Malam ini aku memutuskan untuk tidak melakukan apapun, bahkan tidak berfikiran untuk pergi ke suatu tempat. Aku menjatuhkan kepalaku dibantal, memenuhi telinga dengan alunan musik yang keluar dari headsetku.
Namun kali ini musik yang kudengar bukan dari playlist biasanya, ya dari radio, random memang tapi aku benar-benar menikmatinya.
Walaupun kebanyakan lagu yang mereka putar sama dengan playlist di 'pinky' *gadget yang ku gunakan* tetapi aku merasa berbeda.
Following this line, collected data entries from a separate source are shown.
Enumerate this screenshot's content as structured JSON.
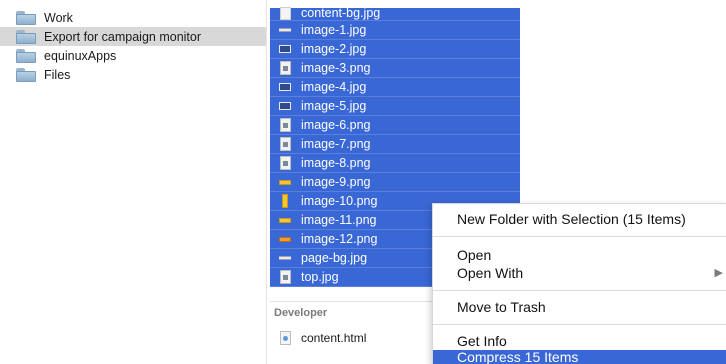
{
  "sidebar": {
    "folders": [
      {
        "label": "Work",
        "selected": false
      },
      {
        "label": "Export for campaign monitor",
        "selected": true
      },
      {
        "label": "equinuxApps",
        "selected": false
      },
      {
        "label": "Files",
        "selected": false
      }
    ]
  },
  "files": {
    "items": [
      {
        "name": "content-bg.jpg",
        "icon": "white-image-icon"
      },
      {
        "name": "image-1.jpg",
        "icon": "thin-line-image-icon"
      },
      {
        "name": "image-2.jpg",
        "icon": "blue-image-icon"
      },
      {
        "name": "image-3.png",
        "icon": "document-image-icon"
      },
      {
        "name": "image-4.jpg",
        "icon": "blue-image-icon"
      },
      {
        "name": "image-5.jpg",
        "icon": "blue-image-icon"
      },
      {
        "name": "image-6.png",
        "icon": "document-image-icon"
      },
      {
        "name": "image-7.png",
        "icon": "document-image-icon"
      },
      {
        "name": "image-8.png",
        "icon": "document-image-icon"
      },
      {
        "name": "image-9.png",
        "icon": "yellow-bar-image-icon"
      },
      {
        "name": "image-10.png",
        "icon": "yellow-vertical-image-icon"
      },
      {
        "name": "image-11.png",
        "icon": "yellow-bar-image-icon"
      },
      {
        "name": "image-12.png",
        "icon": "orange-bar-image-icon"
      },
      {
        "name": "page-bg.jpg",
        "icon": "thin-line-image-icon"
      },
      {
        "name": "top.jpg",
        "icon": "document-image-icon"
      }
    ],
    "selection_color": "#3a67d6"
  },
  "developer": {
    "header": "Developer",
    "item": {
      "name": "content.html",
      "icon": "html-file-icon"
    }
  },
  "context_menu": {
    "items": [
      {
        "label": "New Folder with Selection (15 Items)",
        "has_submenu": false
      },
      {
        "label": "Open",
        "has_submenu": false
      },
      {
        "label": "Open With",
        "has_submenu": true
      },
      {
        "label": "Move to Trash",
        "has_submenu": false
      },
      {
        "label": "Get Info",
        "has_submenu": false
      },
      {
        "label": "Compress 15 Items",
        "has_submenu": false,
        "highlighted": true
      }
    ],
    "submenu_arrow": "▶"
  }
}
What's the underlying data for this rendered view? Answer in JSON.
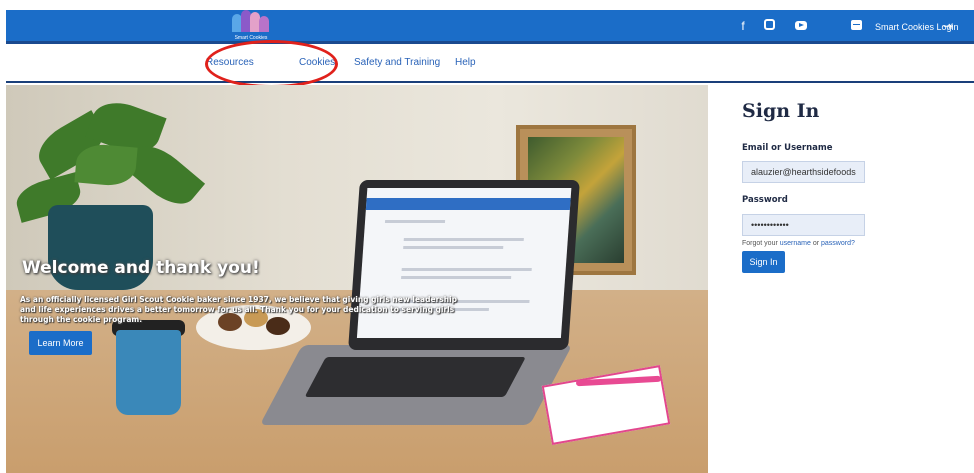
{
  "caption": "",
  "header": {
    "logo_text": "Smart Cookies",
    "login_label": "Smart Cookies Login",
    "social": [
      "facebook-icon",
      "instagram-icon",
      "youtube-icon",
      "chat-icon"
    ]
  },
  "nav": {
    "items": [
      "Resources",
      "Cookies",
      "Safety and Training",
      "Help"
    ]
  },
  "hero": {
    "title": "Welcome and thank you!",
    "body": "As an officially licensed Girl Scout Cookie baker since 1937, we believe that giving girls new leadership and life experiences drives a better tomorrow for us all. Thank you for your dedication to serving girls through the cookie program.",
    "button_label": "Learn More"
  },
  "signin": {
    "title": "Sign In",
    "email_label": "Email or Username",
    "email_value": "alauzier@hearthsidefoods",
    "password_label": "Password",
    "password_value": "••••••••••••",
    "forgot_prefix": "Forgot your ",
    "forgot_username": "username",
    "forgot_or": " or ",
    "forgot_password": "password?",
    "button_label": "Sign In"
  },
  "colors": {
    "brand_blue": "#1b6dc8",
    "nav_link": "#2a63b8",
    "highlight": "#e0211b"
  }
}
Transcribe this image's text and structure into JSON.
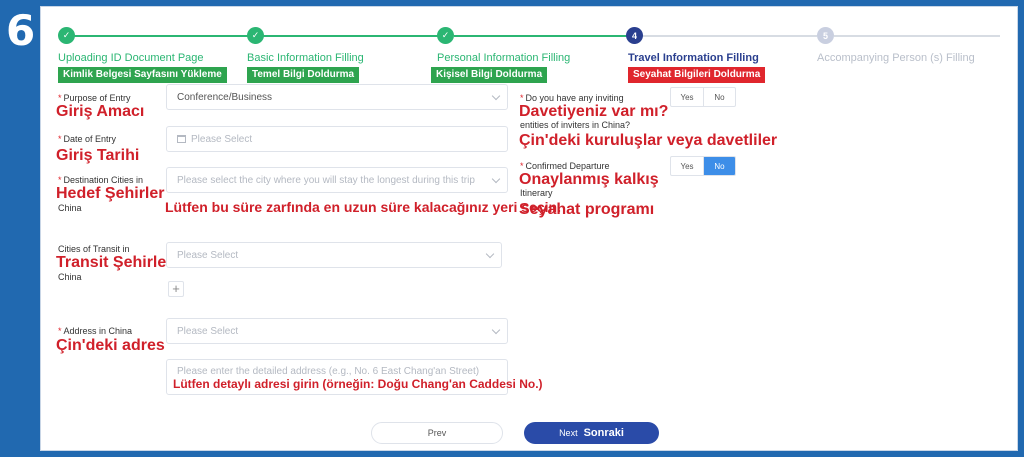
{
  "step_number": "6",
  "stepper": [
    {
      "label": "Uploading ID Document Page",
      "tr": "Kimlik Belgesi Sayfasını Yükleme",
      "state": "done",
      "num": ""
    },
    {
      "label": "Basic Information Filling",
      "tr": "Temel Bilgi Doldurma",
      "state": "done",
      "num": ""
    },
    {
      "label": "Personal Information Filling",
      "tr": "Kişisel Bilgi Doldurma",
      "state": "done",
      "num": ""
    },
    {
      "label": "Travel Information Filling",
      "tr": "Seyahat Bilgileri Doldurma",
      "state": "active",
      "num": "4"
    },
    {
      "label": "Accompanying Person (s) Filling",
      "tr": "",
      "state": "pending",
      "num": "5"
    }
  ],
  "icons": {
    "done": "checkmark-icon",
    "select": "chevron-down-icon",
    "date": "calendar-icon"
  },
  "colors": {
    "done": "#2bb673",
    "active": "#2a3f8f",
    "annotation": "#d0202a",
    "primary": "#2a4ba8",
    "toggle_on": "#3d8ee8",
    "frame": "#2169b0"
  },
  "form": {
    "purpose": {
      "label": "Purpose of Entry",
      "tr": "Giriş Amacı",
      "value": "Conference/Business"
    },
    "date": {
      "label": "Date of Entry",
      "tr": "Giriş Tarihi",
      "placeholder": "Please Select"
    },
    "destination": {
      "label": "Destination Cities in",
      "label2": "China",
      "tr": "Hedef Şehirler",
      "placeholder": "Please select the city where you will stay the longest during this trip",
      "tr_hint": "Lütfen bu süre zarfında en uzun süre kalacağınız yeri seçin."
    },
    "transit": {
      "label": "Cities of Transit in",
      "label2": "China",
      "tr": "Transit Şehirler",
      "placeholder": "Please Select",
      "add": "+"
    },
    "address": {
      "label": "Address in China",
      "tr": "Çin'deki adres",
      "placeholder": "Please Select",
      "detail_placeholder": "Please enter the detailed address (e.g., No. 6 East Chang'an Street)",
      "tr_hint": "Lütfen detaylı adresi girin (örneğin: Doğu Chang'an Caddesi No.)"
    },
    "inviting": {
      "label": "Do you have any inviting",
      "label2": "entities of inviters in China?",
      "tr": "Davetiyeniz var mı?",
      "tr2": "Çin'deki kuruluşlar veya davetliler",
      "yes": "Yes",
      "no": "No",
      "selected": "none"
    },
    "departure": {
      "label": "Confirmed Departure",
      "label2": "Itinerary",
      "tr": "Onaylanmış kalkış",
      "tr2": "Seyahat programı",
      "yes": "Yes",
      "no": "No",
      "selected": "no"
    },
    "required_mark": "*"
  },
  "buttons": {
    "prev": "Prev",
    "next": "Next",
    "next_tr": "Sonraki"
  }
}
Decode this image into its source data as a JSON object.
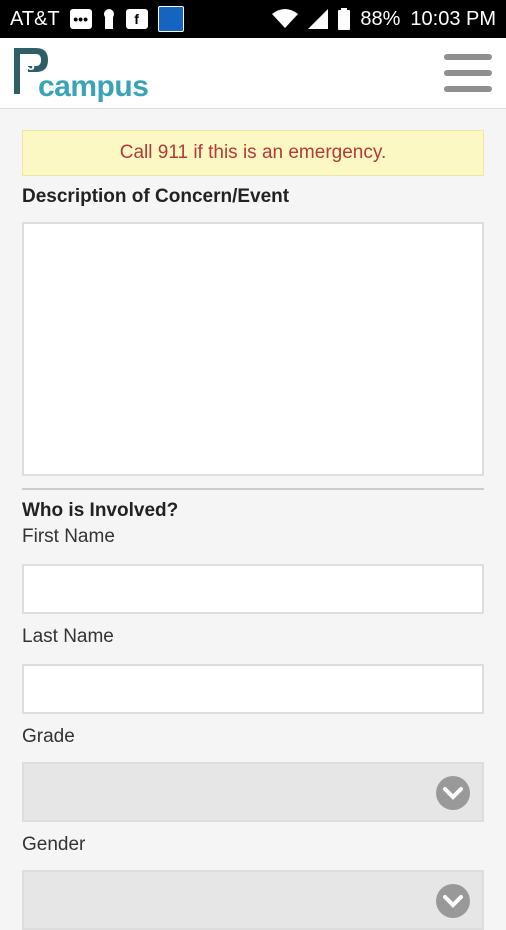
{
  "status_bar": {
    "carrier": "AT&T",
    "battery": "88%",
    "time": "10:03 PM"
  },
  "header": {
    "logo_text": "campus",
    "logo_mark": "P3"
  },
  "form": {
    "alert_text": "Call 911 if this is an emergency.",
    "description_label": "Description of Concern/Event",
    "description_value": "",
    "involved_title": "Who is Involved?",
    "first_name_label": "First Name",
    "first_name_value": "",
    "last_name_label": "Last Name",
    "last_name_value": "",
    "grade_label": "Grade",
    "grade_value": "",
    "gender_label": "Gender",
    "gender_value": ""
  },
  "colors": {
    "alert_bg": "#fcf8c4",
    "alert_text": "#b23a3a",
    "brand": "#3aa3b6"
  }
}
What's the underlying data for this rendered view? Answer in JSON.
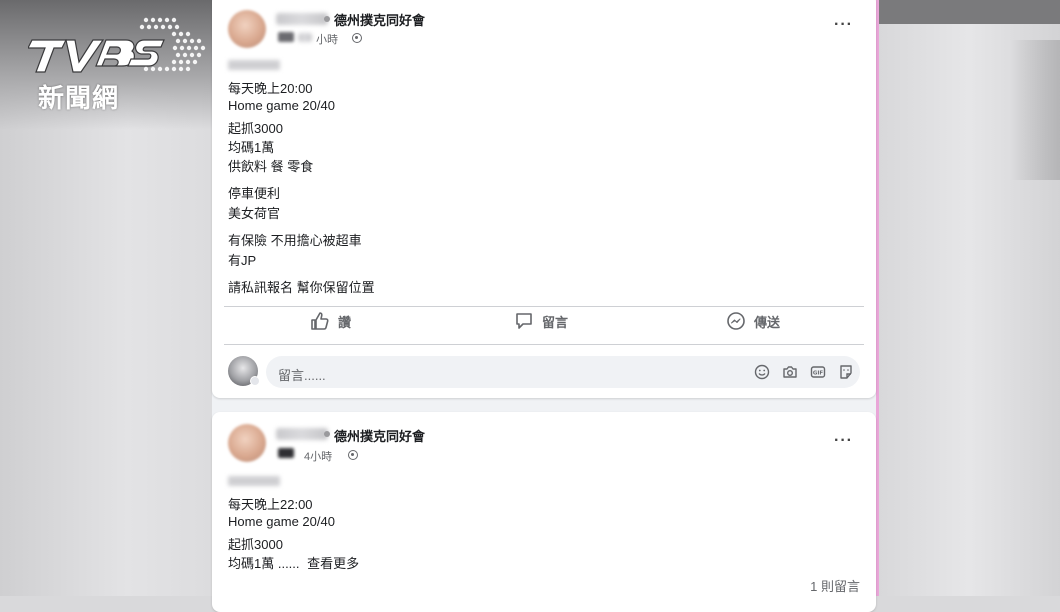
{
  "watermark": {
    "brand": "TVBS",
    "subtitle": "新聞網"
  },
  "posts": [
    {
      "group_name": "德州撲克同好會",
      "time": "小時",
      "more_label": "···",
      "body_lines": [
        "每天晚上20:00",
        "Home game 20/40",
        "起抓3000",
        "均碼1萬",
        "供飲料 餐 零食",
        "停車便利",
        "美女荷官",
        "有保險 不用擔心被超車",
        "有JP",
        "請私訊報名 幫你保留位置"
      ],
      "actions": {
        "like": "讚",
        "comment": "留言",
        "share": "傳送"
      },
      "comment_placeholder": "留言......",
      "comment_icons": [
        "emoji-icon",
        "camera-icon",
        "gif-icon",
        "sticker-icon"
      ]
    },
    {
      "group_name": "德州撲克同好會",
      "time": "4小時",
      "more_label": "···",
      "body_lines": [
        "每天晚上22:00",
        "Home game 20/40",
        "起抓3000",
        "均碼1萬 ......"
      ],
      "see_more": "查看更多",
      "comment_count": "1 則留言"
    }
  ]
}
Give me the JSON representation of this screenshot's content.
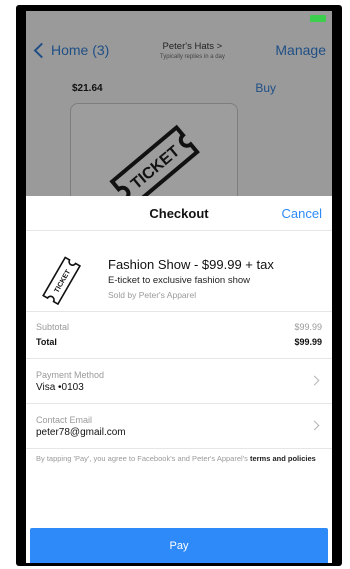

Ketika mendengarkan beberapa lagu lamapun terdengar menarik.
Sesekali membiarkan badanku terbaring seharian dan menolak ajakan keluar ternyata cukup menyenangkan, aku tidak bisa hanya diam sebenarnya, tapi aku membiarkan pikiranku istirahat, mengabaikan dering telpon dan lain-lain, ya aku sedang hibernasi.
Dan radio menjadi temanku malam ini :)
Saturday, February 4, 2012
Turn on Radio
Wednesday, February 1, 2012
8:21 AM, Senyuman Mentari
Pagi ini aku masih bermalas-malasan, rasanya ada sesuatu yang masih menahanku bangkit dari tempat tidur ini.
Kepalaku berat sekali rasanya, seakan tertimpa batu berat.
Aku sengaja membiarkan jendela terbuka, sinar mentari pagi berebut masuk dan berusaha menghangatkanku.
Namun usaha mereka gagal, udara di Bandung pagi ini dingin menusuk hingga tulangku.
Kicauan burung seakan protes, pasti mereka ingin mengusir udara dingin.
Ya, mereka menang. Udara dingin perlahan-lahan pergi.
Dan kini aku menikmati hangatnya sinar mentari pagi.
Samar-samar aku mendengar suara anak-anak yang sedang bercanda tawa. Ya, itu tetangga yang pernah ku ceritakan.
Aku menoleh keluar jendela untuk melihat mereka, ahh aku tidak menemukannya.
Mereka berada di dalam rumah. Kemarin ketika aku keluar, aku melihat mereka bersepeda. Ya mereka masih terlihat sangat bahagia.
Wah pagi ini mentari benar" tersenyum dengan senyumannya yang sangat cerah.
Aku membalikan tubuhku, merasakan sinar mentari itu menghangatkan punggungku.
Ya aku suka mentari pagi, aku suka kehangatannya,
Hangat bagaikan seorang sahabat yang tengah tersenyum.
Hey, dari jendela kamar aku bisa menikmati indahnya lagit pagi ini berawan dengan mentari yang bersinar.
Ada penjaja makanan disana, yang dengan semangat membawa dagangannya.
Aku rasa tidak ada yang lebih menyenangkan daripada menikmati pagi dan merasakan kehangatan mentari pagi.